UDFs for support geometry must have the following characteristics:
Guidelines for Creating Support Geometry
The orientation must be controlled.
Do not assume surfaces are planar. Always design assuming a shell (twisted) stiffener and/or canted bulkhead. (If needed, generate planes tangent to the surface at a point near where you are creating geometry.)
Do not use a sub element as an input of another feature. Create explicit endpoints, or use one of the UDFs in the UtilityUDFs folder to orient the line or curve to provide consistent points that can be used to create additional geometry.
Use only Positioned Sketch so there is no doubt to which direction the U and V axis points.
Do not use offset constraints or distance dimensions because the orientation is not explicitly defined.
When using Sketcher, do not use 3-D objects directly. Intersect or project the geometry into the sketch plane. It is recommended you select these 3-D objects from the tree to avoid the possibility of selecting a sub element.

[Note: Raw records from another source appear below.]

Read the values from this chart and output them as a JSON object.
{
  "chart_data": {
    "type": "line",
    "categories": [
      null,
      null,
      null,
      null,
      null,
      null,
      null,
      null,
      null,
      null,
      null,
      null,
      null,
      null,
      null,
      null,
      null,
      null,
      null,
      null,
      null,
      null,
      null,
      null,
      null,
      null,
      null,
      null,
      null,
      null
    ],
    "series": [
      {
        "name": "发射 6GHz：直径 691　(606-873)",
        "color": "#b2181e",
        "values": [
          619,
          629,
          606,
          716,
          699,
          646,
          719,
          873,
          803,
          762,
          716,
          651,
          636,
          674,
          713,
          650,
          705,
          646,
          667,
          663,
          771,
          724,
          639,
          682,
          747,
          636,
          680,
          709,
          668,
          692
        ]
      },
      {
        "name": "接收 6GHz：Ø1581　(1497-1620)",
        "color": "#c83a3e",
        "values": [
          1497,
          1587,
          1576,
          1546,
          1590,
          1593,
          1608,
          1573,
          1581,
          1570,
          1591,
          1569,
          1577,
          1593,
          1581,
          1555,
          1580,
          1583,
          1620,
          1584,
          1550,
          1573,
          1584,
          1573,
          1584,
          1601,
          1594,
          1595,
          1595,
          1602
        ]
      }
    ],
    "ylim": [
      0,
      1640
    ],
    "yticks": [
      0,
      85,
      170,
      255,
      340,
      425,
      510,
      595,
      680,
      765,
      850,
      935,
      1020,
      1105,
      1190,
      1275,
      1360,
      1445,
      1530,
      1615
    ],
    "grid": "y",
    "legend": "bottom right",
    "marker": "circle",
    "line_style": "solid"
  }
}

Try not to use input geometry in knowledgeware rules or formulas [F(x)]. If you must to do so, duplicate the geometry using the Offset command or the Join command, and reference the duplicated geometry in the rule or formula.
Using a Template to Get Started
To get started, use a template. To create the support geometry, the functional object(s) and the small assembly must be in the same CATPart.
Create contextual geometry (for example, a plate and a stiffener) in part bodies.
Use geometrical sets to organize the GSD data. The following sets are recommended:
Use geometrical sets within the UDF Definition to group similar activities and provide structure to the UDF.
Naming Conventions for Inputs
The following naming conventions must be followed so that the software can substitute the actual surfaces when the small assembly is placed.
|For stiffeners, because a section may or may not include fillets, the fillet faces, the edges bounding the fillet faces, and any edge that might be replaced by a fillet should not be used.|
The following illustrates the naming conventions:
The current release introduces the keyword Support. This keyword allows the Small Assemblies command to enable multi-select for this particular input.
Naming Conventions for Typical I, L, T and U Shapes
The parameters used to drive the geometry of the structural sections are also available for use in formulae when creating small assemblies.
The name of the parameter in the UDF has two parts. The first part identifies the plate or shape, while the second part is the name of the parameter in the parametric part used to create the section.
In the example below, Shape1_D is the height of the first shape selected. Shape2_Tw is the width of the web of the second shape selected.
Typical parameters include:
D - Depth of the stiffener.
B - Flange width.
Tf - Flange thickness.
Tw - Web thickness.
R1 - Typically the radius between the FlangeInner face and the FlangeToe face.
R2 - Typically the radius between the WebInner face and the FlangeInner face.
Slope - Typically the angle on the inside of the flange.